Rosenrot
Polizeikommissar Ernst Ludvigsson. Aber niemand sagte jemals etwas anderes als Lubbe.
Lubbe seufzte schwer und sah aus, als sehnte er das Wochenende herbei.
»Dagge, ja, weiß der Kuckuck«, sagte er. »Er hat gut reingepasst. War ein bisschen eine Art Leithammel für die Jüngeren. Hat gern das Kommando übernommen. Für mich war das ganz okay. Ich kann mir kaum vorstellen, dass er sich etwas anderes zuschulden kommen lassen würde als Nachlässigkeit.
Das kann ich mir allerdings vorstellen. Er hat ein bisschen was von einem Schlamper.«
»Wie ist es abgelaufen, als dieser Einsatz vorbereitet wurde?« fragte Kerstin Holm. »Erzähl bitte so genau wie möglich.«
Lubbe blickte auf einen handgeschriebenen Zettel. Er hatte sich gut vorbereitet. »Um 14.06 Uhr kam ein Gespräch für mich. Der Anrufer nannte sich Mattson und sagte, er arbeite bei der Migrationsbehörde. Er hatte einen Tipp. Fünf abgewiesene afrikanische Asylbewerber, die untergetaucht waren. Er sagte die Adresse und legte auf. Ich habe die Sache mit Dagge diskutiert.«
»Warum gerade mit Dag Lundmark?«
»Er war am nächsten. Er stand hier draußen, vor der Glastür, und machte Kaffee. Er war frei, der Auftrag ging natürlich an ihn und Bosse.«
»War Bo Ek dabei?«
»Nicht in dem Moment. Er kam vielleicht zehn Minuten später. Hatte irgendwas am Auto in Ordnung gebracht, glaube ich.«
»Was habt ihr diskutiert?«
»Wir haben eine Weile darüber gesprochen, ob es notwendig wäre, von der Migrationsbehörde eine Bestätigung zu bekommen. Aber wir einigten uns darauf, es als anonymen Tipp zu behandeln, weil die Behörde inzwischen ziemlich vorsichtig geworden ist und nicht mehr gern als Hinweisgeber in Erscheinung tritt.«
»War das deine Idee oder Lundmarks?«
»Darauf lief unser Gespräch hinaus, wie gesagt. Dann kam also Bosse, und wir fanden, zwei Mann wären etwas zu wenig für fünf desperate Afrikaner. Dagge schlug vor, noch eine Streife hinzuzuziehen. Brittan und Steffe. Das war gegen halb drei. Sie waren die ersten, die reinkamen.«
»Britt-Marie Rudberg und Stefan Karlsson. Dann fiel also Dag Lundmark plötzlich ein, dass er zum Zahnarzt musste?
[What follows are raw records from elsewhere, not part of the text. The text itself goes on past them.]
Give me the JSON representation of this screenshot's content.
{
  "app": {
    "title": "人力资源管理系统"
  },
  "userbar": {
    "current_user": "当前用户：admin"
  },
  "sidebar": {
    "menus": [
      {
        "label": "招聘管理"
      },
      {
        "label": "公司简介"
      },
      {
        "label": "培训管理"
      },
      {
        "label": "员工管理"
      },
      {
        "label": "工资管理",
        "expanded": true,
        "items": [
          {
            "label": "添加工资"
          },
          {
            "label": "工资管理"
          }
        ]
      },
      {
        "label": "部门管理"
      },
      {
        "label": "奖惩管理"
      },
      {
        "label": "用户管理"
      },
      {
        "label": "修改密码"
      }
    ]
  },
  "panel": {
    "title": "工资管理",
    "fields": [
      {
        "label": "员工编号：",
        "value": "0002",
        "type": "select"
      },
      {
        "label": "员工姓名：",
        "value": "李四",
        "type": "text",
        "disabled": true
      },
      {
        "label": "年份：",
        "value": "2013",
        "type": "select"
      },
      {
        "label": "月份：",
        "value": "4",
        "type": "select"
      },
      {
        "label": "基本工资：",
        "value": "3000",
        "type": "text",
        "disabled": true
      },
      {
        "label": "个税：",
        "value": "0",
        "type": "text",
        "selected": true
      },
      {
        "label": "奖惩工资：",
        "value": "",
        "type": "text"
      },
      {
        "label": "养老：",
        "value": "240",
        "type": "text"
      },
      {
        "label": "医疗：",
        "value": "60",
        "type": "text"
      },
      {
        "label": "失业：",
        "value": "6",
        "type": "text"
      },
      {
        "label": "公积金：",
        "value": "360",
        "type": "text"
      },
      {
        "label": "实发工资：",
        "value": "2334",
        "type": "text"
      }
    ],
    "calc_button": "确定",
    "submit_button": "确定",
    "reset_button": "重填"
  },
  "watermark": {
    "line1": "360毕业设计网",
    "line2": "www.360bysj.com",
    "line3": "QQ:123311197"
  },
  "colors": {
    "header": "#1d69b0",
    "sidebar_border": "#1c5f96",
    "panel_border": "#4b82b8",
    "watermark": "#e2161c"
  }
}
Wäre es nicht in dem Fall logisch gewesen, ihn gegen jemand anders auszutauschen?«
»Er wollte gern dabei sein. Und es war ja nicht direkt dringend. Während wir warteten, besorgte ich einen Grundriss der Wohnung. Um kurz nach halb vier war Dagge zurück. Dann planten wir den Einsatz.«
»Du warst also beteiligt, als beschlossen wurde, die Vorschrift außer acht zu lassen und die Tür einzuschlagen?«
»Nein, das war ... eigenmächtig ...«
»Okay, mach weiter.«
»Kurz vor vier fuhren sie los. Um zwanzig nach vier teilte Steffe über Polizeifunk mit, dass geschossen worden sei. Ich fuhr hin. Nichts deutete darauf hin, dass eine Unregelmäßigkeit vorgekommen war. Und es fällt mir weiterhin schwer, das zu glauben. Könnte es sein, dass ihr versucht, Dagge loszuwerden? Ich habe den Eindruck, dass das schon früher versucht worden ist.«
»Das ist nicht beabsichtigt, nein«, sagte Kerstin Holm und fühlte sich noch müder als Lubbe.
»Man kann den Eindruck bekommen.«
»Noch eins. Das Gespräch von der Migrationsbehörde kam also direkt zu dir? Nicht über die Vermittlung?«
»Das stimmt.«
»Gehen wir noch einmal zu dem Anruf zurück. War es eine männliche Stimme?«
»Ja.«
»Der Anruf kam also von einem Mann namens Mattson bei der Migrationsbehörde. Er hat sich nicht näher vorgestellt? Mit Vornamen zum Beispiel?«
»Es war ein sehr kurzes Gespräch. Er hat nur die Information ausgespuckt und wieder aufgelegt.«
»Also ihr habt gar kein richtiges Gespräch geführt?«
Kommissar Ernst Ludvigsson blickte auf. Er sah überirdisch müde aus. »Nein«, sagte er.
»Jetzt aber«, sagte Roger Rikardsson und rieb sich die Hände. Er drückte wie wild auf den Knöpfen seiner voluminösen und total unbegreiflichen Tonanlage herum.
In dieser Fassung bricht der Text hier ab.